THE INVESTIGATION OF POPULATION HETEROGENEITY OF PARENTAL INVOLVEMENT IN ENGLISH LANGUAGE LEARNERS WITH FACTOR MIXTURE
Abstract
Parental involvement is an influential factor for child's positive learning outcomes, as well as their social, cognitive, and emotional development. However, few studies have evaluated the effects of parental involvement with English Language Learners (ELL). As ELL students are an underrepresented population that makes up a burgeoning population in the U.S, this student subpopulation appears to benefit significantly from parental involvement, at least in terms of the empirical studies that exist. Nevertheless, empirical studies have found that parents of ELL students are less likely to become involved in their children's academic activities than other parents due to many factors. Thus, the purpose of this study is to classify and examine parental involvement with ELL students through factor mixture modeling. Factor mixture model can accurately differentiate subgroups and allow for the examination of individual differences within each identified class. The identification of different subpopulation membership of parental involvement are of primary interest for this study because they assist researchers in understanding parent subgroups with respect to their level of involvement.

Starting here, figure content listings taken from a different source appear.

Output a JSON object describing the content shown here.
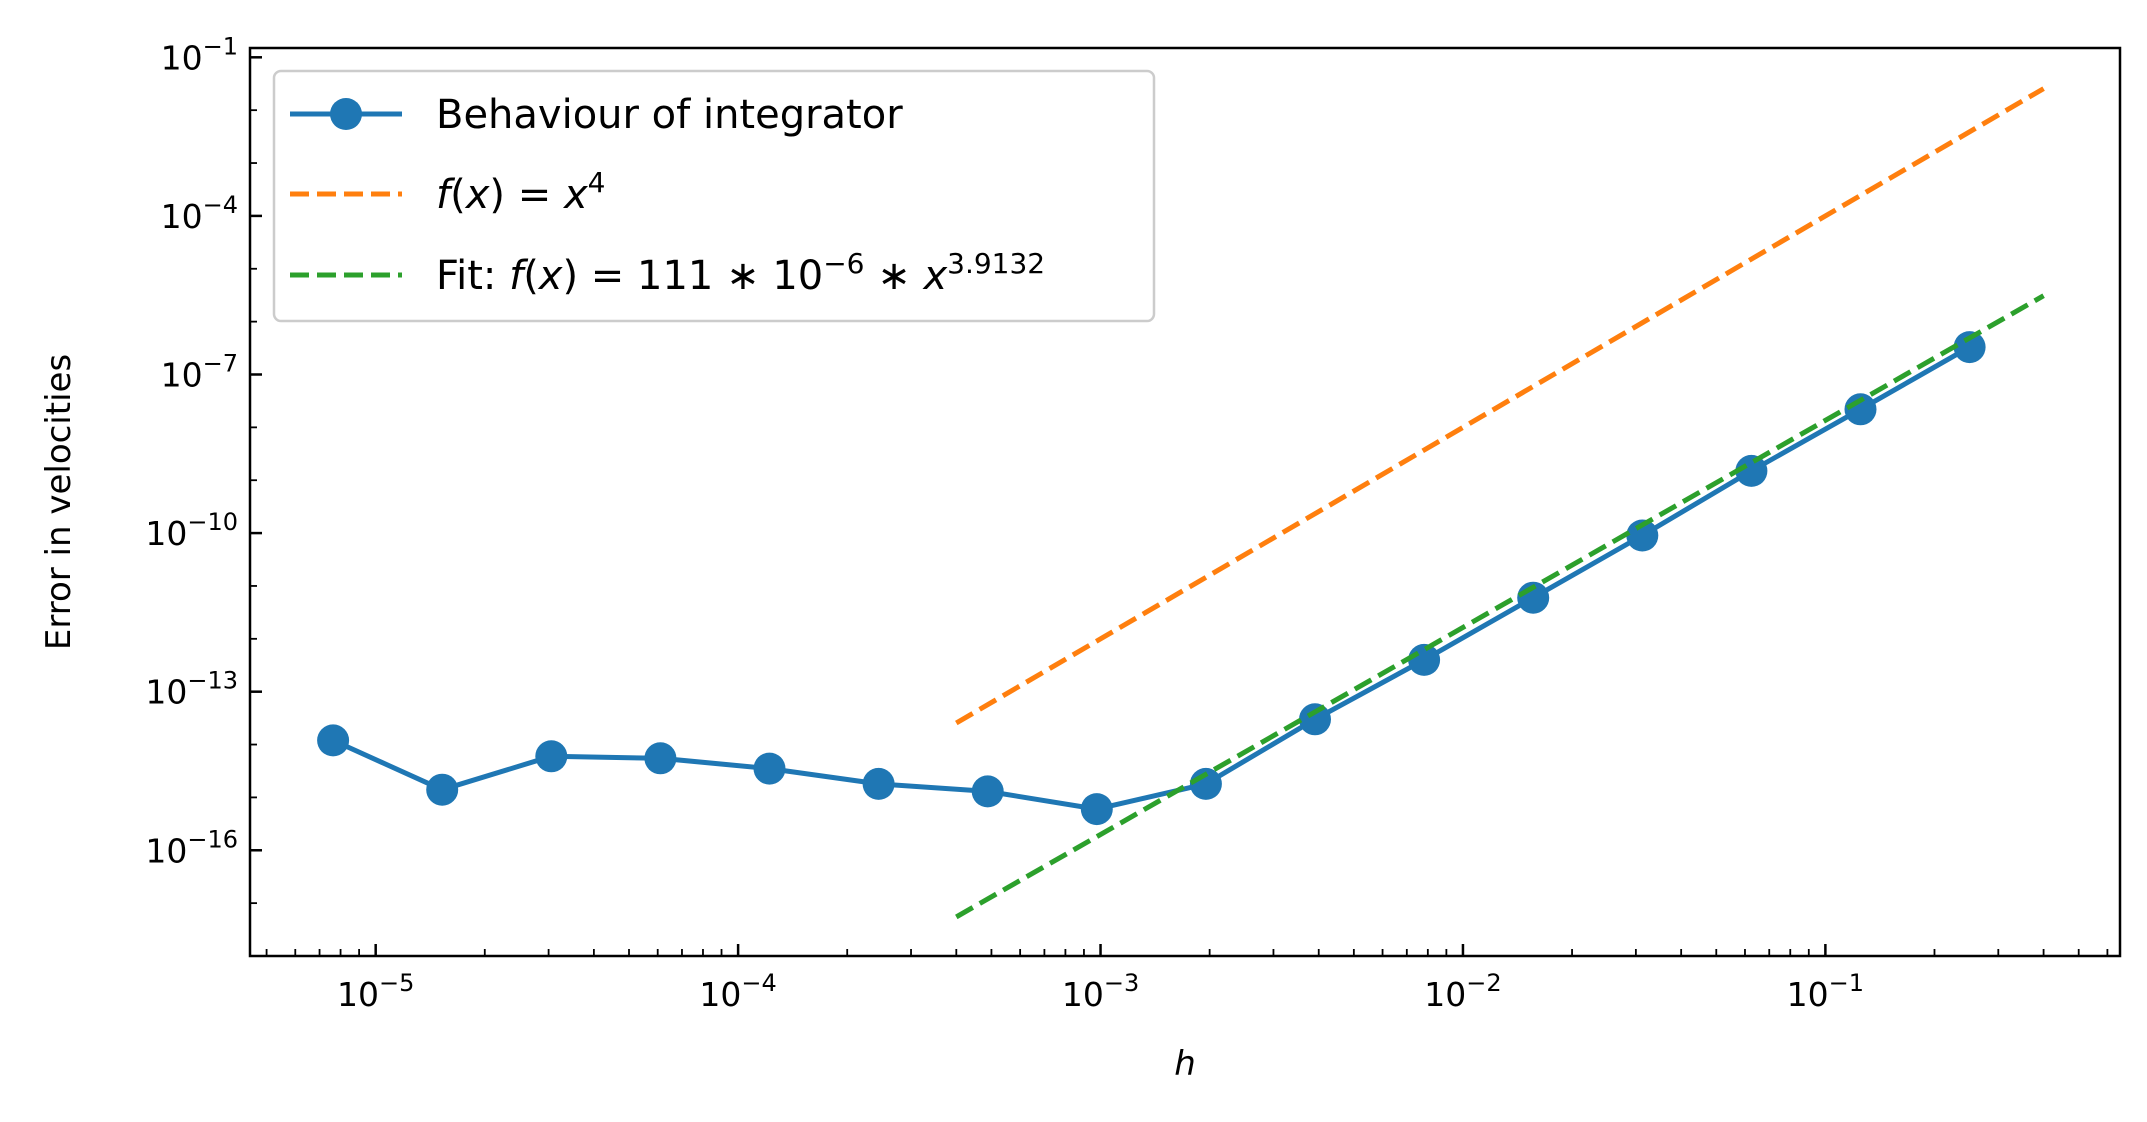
{
  "chart_data": {
    "type": "line",
    "title": "",
    "xlabel": "h",
    "ylabel": "Error in velocities",
    "xscale": "log",
    "yscale": "log",
    "xlim": [
      4.5e-06,
      0.65
    ],
    "ylim": [
      1e-18,
      0.15
    ],
    "grid": false,
    "legend_position": "top-left",
    "x_ticks": [
      {
        "value": 1e-05,
        "base": "10",
        "exp": "−5"
      },
      {
        "value": 0.0001,
        "base": "10",
        "exp": "−4"
      },
      {
        "value": 0.001,
        "base": "10",
        "exp": "−3"
      },
      {
        "value": 0.01,
        "base": "10",
        "exp": "−2"
      },
      {
        "value": 0.1,
        "base": "10",
        "exp": "−1"
      }
    ],
    "y_ticks": [
      {
        "value": 0.1,
        "base": "10",
        "exp": "−1"
      },
      {
        "value": 0.0001,
        "base": "10",
        "exp": "−4"
      },
      {
        "value": 1e-07,
        "base": "10",
        "exp": "−7"
      },
      {
        "value": 1e-10,
        "base": "10",
        "exp": "−10"
      },
      {
        "value": 1e-13,
        "base": "10",
        "exp": "−13"
      },
      {
        "value": 1e-16,
        "base": "10",
        "exp": "−16"
      }
    ],
    "series": [
      {
        "name": "Behaviour of integrator",
        "color": "#1f77b4",
        "style": "solid-marker",
        "x": [
          7.63e-06,
          1.526e-05,
          3.052e-05,
          6.104e-05,
          0.00012207,
          0.00024414,
          0.00048828,
          0.00097656,
          0.0019531,
          0.0039063,
          0.0078125,
          0.015625,
          0.03125,
          0.0625,
          0.125,
          0.25
        ],
        "y": [
          1.2e-14,
          1.4e-15,
          6e-15,
          5.5e-15,
          3.5e-15,
          1.8e-15,
          1.3e-15,
          6e-16,
          1.8e-15,
          3e-14,
          4e-13,
          6e-12,
          9e-11,
          1.5e-09,
          2.2e-08,
          3.3e-07
        ]
      },
      {
        "name": "f(x) = x^4",
        "color": "#ff7f0e",
        "style": "dashed",
        "x": [
          0.0004,
          0.4
        ],
        "y": [
          2.56e-14,
          0.0256
        ]
      },
      {
        "name": "Fit: f(x) = 111 * 10^-6 * x^3.9132",
        "color": "#2ca02c",
        "style": "dashed",
        "x": [
          0.0004,
          0.4
        ],
        "y": [
          5.5e-18,
          3.1e-06
        ]
      }
    ],
    "legend": {
      "entries": [
        {
          "parts": [
            {
              "t": "Behaviour of integrator"
            }
          ]
        },
        {
          "parts": [
            {
              "t": "f",
              "i": true
            },
            {
              "t": "("
            },
            {
              "t": "x",
              "i": true
            },
            {
              "t": ") = "
            },
            {
              "t": "x",
              "i": true
            },
            {
              "t": "4",
              "sup": true
            }
          ]
        },
        {
          "parts": [
            {
              "t": "Fit: "
            },
            {
              "t": "f",
              "i": true
            },
            {
              "t": "("
            },
            {
              "t": "x",
              "i": true
            },
            {
              "t": ") = 111 ∗ 10"
            },
            {
              "t": "−6",
              "sup": true
            },
            {
              "t": " ∗ "
            },
            {
              "t": "x",
              "i": true
            },
            {
              "t": "3.9132",
              "sup": true
            }
          ]
        }
      ]
    }
  }
}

The factor mixture model that combines dimensional and categorical structures in one analysis can provide a more flexible framework and advantages over the conventional models. Therefore, this study evaluated whether latent class, factor analysis, and factor mixture model provides good model data fit using 2002 Education Longitudinal data for parental involvement in English Language Learners. The results support a two-class two-factor Factor Mixture Model-3 model that provides the most parsimonious solution for the data. This suggests the factor has different meaning in each class due to the violation of a strong factorial invariance.